Expression profiles of transcription factors and lineage-related genes in CLPs after two-step retroviral transduction of C/EBPα and GATA-2. (A)RT–PCR analyses of lineage-related gene expression in CLPs purified immediately after the completion of two-step retroviral transduction. R1–R4 represent sorting regions defined in Figure 5. (B) Change in the expression level of C/EBPα and GATA-2 mRNA in CLPs after tranduction of control-GFP, C/EBPα, or GATA-2, determined by a real-time PCR assay. ΔCt values for each samples were standardized by GAPDH Ct values. (C) Change in the expression level of lymphoid-affiliated EBF, Pax-5, and GATA-3 in CLPs after tranduction of control-GFP, C/EBPα, or GATA-2. Representative data of three independent experiments are shown.

Figure 7.

Schematic presentation of roles of transcription factors in lineage specification to eosinophils, basophils, and mast cells during reprogramming of CLPs and in normal hematopoiesis. (A) Lineage-instructive signals for each myeloid lineage on the basis of reprogramming of CLPs. CLPs can be converted to GMPs and BMCPs by the enforced expression of C/EBPα and GATA-2, respectively. In this model, the order of C/EBPα and GATA-2 expression is critical for CLPs to differentiate into EoPs via GMPs, or into BaPs via BMCPs. (B) Hematopoietic progenitor development downstream from GMPs in a physiological setting. Up-regulation of GATA-2 instructs GMPs to differentiate into eosinophil, basophil, and mast cell lineages. Upon GATA-2 up-regulation, if GMPs maintain C/EBPα expression, they become EoPs, whereas if GMPs down-regulate C/EBPα, they become BMCPs.
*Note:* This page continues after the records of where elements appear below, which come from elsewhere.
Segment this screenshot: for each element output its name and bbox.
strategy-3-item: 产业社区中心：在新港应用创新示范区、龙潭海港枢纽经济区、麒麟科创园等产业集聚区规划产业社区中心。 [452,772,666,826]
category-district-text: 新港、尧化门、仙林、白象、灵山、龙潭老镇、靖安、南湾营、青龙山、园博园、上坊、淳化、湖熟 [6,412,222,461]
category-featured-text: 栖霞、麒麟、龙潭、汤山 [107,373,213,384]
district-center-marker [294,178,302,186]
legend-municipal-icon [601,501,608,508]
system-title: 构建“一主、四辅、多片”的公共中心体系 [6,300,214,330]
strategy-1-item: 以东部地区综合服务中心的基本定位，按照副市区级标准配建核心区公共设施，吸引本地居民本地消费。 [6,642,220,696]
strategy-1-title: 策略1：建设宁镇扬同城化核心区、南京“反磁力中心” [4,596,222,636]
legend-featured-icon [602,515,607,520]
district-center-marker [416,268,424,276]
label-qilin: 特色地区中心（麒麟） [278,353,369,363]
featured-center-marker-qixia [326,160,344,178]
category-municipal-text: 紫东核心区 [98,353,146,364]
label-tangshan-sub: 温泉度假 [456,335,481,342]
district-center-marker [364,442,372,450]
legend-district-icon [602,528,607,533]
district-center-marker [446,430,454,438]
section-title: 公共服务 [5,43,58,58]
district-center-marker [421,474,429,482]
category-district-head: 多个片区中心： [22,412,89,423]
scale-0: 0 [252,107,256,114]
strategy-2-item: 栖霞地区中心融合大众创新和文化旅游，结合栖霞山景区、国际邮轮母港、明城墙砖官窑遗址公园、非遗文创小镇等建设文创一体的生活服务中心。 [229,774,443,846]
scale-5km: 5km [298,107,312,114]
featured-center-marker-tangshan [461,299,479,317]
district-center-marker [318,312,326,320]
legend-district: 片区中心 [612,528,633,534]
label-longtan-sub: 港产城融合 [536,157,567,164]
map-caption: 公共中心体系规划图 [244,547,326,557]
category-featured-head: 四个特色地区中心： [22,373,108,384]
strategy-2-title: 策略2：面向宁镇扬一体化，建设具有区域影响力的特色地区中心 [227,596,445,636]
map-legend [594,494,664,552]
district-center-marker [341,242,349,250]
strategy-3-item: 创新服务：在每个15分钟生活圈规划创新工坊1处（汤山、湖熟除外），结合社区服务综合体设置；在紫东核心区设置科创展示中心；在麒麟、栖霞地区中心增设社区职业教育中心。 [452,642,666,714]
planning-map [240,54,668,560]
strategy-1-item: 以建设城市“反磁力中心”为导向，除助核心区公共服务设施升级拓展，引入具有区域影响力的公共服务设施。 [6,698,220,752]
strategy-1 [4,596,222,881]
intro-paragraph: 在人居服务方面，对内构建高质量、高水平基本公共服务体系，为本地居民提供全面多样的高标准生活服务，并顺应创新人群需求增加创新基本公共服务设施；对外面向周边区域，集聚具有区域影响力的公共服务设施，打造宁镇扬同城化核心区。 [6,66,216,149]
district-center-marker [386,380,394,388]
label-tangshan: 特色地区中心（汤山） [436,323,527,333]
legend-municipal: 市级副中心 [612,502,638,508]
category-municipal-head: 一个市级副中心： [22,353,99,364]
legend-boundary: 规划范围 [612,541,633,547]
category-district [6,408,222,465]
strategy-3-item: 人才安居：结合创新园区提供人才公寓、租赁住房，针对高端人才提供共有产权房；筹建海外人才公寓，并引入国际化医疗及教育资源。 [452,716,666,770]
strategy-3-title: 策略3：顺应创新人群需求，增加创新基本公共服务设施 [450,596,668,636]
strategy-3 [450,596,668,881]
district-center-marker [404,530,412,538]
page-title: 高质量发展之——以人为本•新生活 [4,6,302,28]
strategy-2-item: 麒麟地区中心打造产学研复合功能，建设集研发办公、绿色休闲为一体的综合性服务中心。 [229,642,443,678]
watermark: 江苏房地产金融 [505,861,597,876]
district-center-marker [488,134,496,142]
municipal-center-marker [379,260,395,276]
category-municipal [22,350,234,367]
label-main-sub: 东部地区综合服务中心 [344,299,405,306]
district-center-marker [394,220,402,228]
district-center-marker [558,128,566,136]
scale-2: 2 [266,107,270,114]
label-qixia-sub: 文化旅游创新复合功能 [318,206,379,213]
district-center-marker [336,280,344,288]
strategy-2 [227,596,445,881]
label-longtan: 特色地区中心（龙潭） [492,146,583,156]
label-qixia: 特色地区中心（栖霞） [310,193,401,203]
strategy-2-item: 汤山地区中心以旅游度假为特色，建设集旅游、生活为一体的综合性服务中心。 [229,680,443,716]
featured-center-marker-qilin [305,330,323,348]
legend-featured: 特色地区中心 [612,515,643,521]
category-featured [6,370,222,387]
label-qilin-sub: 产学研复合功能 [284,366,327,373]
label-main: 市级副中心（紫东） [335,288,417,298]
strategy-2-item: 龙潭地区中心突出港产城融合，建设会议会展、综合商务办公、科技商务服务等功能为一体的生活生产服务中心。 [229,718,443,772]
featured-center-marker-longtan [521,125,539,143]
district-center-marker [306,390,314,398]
For BaP development, C/EBPα needs to be reactivated after the BMCP stage. The mechanism of C/EBPα down-regulation in GMPs is not clear at this time, but since C/EBPα is not required for generation of mature neutrophils and monocytes after the GMP stage (Zhang et al. 2004), a fraction of GMPs may naturally down-regulate C/EBPα. (Red lines) Up-regulation of GATA-2; (blue lines) up-regulation of C/EBPα; (arrows) reprogramming of progenitors by enforced expression of transcription factors.